The petrol crisis kept customers away from John Lewis department stores but did wonders for the sale of food, according to its latest sales figures.

The petrol crisis kept customers away from John Lewis department stores but did wonders for the sale of food, according to its latest sales figures.

The retailer yesterday said it had suffered a 10 per cent slump in department store sales during the week that fuel shortages hit hardest. It said people had been deterred from driving toout-of-town branches. But, as panic buying of food products simultaneously took hold, the lost sales during the week to 16 September were offset by a 25 per cent surge in business at the group's Waitrose supermarkets. Overall, John Lewis ended the week up 6.6 per cent, or about £2.5m. In an average week, the group's takings total £38m.
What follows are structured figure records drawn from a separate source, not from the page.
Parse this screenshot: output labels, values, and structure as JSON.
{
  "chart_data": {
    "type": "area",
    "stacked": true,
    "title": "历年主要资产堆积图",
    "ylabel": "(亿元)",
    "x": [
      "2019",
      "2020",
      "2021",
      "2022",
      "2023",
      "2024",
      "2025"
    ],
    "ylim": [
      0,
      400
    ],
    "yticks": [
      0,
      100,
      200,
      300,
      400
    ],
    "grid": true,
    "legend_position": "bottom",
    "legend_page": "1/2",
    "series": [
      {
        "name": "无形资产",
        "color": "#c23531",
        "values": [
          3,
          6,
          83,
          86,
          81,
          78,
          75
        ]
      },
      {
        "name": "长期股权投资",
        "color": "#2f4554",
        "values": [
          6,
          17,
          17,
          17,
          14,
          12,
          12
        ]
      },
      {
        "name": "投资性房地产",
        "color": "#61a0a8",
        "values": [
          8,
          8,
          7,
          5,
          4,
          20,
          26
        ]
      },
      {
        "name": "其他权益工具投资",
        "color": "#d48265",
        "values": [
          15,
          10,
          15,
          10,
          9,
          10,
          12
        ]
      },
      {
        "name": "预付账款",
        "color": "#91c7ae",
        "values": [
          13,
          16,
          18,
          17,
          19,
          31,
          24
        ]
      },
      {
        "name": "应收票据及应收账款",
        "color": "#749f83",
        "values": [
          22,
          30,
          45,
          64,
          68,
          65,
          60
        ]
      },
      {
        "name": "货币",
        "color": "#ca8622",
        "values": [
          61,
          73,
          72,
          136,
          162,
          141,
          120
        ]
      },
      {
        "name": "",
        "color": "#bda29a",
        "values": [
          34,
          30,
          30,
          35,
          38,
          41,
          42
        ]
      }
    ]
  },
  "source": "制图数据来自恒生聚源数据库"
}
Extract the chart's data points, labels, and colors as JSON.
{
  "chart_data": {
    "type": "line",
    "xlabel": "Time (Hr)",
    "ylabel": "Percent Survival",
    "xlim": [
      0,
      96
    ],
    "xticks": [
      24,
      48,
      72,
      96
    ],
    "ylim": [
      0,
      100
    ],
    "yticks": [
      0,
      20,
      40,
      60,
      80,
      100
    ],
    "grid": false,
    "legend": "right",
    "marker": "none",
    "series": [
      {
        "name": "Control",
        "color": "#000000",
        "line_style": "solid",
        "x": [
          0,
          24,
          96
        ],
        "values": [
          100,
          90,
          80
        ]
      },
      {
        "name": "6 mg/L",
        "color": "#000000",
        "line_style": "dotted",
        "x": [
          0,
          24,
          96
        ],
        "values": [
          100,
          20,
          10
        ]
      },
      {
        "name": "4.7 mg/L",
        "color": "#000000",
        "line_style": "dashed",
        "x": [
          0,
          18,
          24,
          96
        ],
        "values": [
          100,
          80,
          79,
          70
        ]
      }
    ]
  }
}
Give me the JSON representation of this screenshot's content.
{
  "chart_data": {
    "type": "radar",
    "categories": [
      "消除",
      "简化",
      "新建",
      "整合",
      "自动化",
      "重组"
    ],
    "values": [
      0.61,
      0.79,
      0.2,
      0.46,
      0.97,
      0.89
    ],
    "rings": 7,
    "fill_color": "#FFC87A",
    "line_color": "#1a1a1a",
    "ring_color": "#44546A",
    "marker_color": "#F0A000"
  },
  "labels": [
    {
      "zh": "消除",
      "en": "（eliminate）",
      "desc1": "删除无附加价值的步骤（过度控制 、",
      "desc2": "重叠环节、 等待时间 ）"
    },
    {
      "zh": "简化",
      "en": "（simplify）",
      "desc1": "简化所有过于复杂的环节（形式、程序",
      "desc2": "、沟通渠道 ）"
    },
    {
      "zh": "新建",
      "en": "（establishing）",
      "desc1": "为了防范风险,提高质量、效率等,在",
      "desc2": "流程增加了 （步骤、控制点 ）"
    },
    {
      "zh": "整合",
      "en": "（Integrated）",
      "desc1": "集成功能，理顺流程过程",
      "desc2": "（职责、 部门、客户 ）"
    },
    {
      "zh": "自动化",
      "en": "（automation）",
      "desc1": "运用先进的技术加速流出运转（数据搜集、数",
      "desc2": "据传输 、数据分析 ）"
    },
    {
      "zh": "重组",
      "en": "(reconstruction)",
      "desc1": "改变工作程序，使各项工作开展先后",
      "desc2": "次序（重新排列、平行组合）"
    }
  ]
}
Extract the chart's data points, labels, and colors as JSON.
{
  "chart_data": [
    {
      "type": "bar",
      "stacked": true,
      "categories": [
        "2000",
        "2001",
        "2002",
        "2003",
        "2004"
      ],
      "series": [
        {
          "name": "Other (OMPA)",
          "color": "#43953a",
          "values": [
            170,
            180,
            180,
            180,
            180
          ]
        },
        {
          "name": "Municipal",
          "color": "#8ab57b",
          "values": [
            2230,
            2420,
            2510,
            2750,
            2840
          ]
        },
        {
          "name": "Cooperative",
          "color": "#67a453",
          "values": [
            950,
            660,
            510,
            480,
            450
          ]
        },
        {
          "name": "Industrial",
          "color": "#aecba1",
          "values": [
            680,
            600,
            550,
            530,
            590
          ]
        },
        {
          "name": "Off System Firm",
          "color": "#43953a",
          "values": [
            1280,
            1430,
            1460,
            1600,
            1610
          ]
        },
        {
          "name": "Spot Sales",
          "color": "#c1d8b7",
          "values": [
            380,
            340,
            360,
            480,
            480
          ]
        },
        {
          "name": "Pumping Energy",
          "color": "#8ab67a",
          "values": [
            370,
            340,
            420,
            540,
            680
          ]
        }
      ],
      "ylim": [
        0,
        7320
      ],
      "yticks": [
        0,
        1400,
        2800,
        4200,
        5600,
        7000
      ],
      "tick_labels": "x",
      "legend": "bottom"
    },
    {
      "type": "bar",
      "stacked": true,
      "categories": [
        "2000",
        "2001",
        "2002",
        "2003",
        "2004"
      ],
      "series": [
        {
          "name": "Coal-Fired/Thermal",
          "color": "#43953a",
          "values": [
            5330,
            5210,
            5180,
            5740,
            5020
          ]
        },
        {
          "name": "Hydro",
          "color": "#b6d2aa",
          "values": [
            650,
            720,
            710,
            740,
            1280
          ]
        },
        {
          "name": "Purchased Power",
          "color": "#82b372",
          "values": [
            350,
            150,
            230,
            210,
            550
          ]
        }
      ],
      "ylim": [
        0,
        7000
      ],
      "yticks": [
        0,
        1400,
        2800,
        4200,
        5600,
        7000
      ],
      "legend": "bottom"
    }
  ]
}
Geoff Salt, Waitrose distribution director, said the sales uplift had been "stunning" as stockpiling took hold from late Monday to Thursday lunchtime of the week in question. There were "spectacular" increases in sales of fruit and vegetables, meat, bread and milk. Items, such as flour and long-life milk were also in strong demand, as were frozen foods and cigarettes.

But John Lewis department stores at Cribbs Causeway near Bristol and Bluewater in Kent, were badly hurt. Noel Saunders, managing director of the Bluewater branch, said: "We are very much dependent on car-borne trade."

Reaction to the fuel shortage was not as marked in London as it was elsewhere in the UK. Andover in Hampshire, Birch Hill in Cheshire and Daventry in Northamptonshire were among the top areas for panic buying.

Separately yesterday, Tesco's chief executive, Terry Leahy, described the period of the petrol blockades as "one of the interesting weeks in retailing".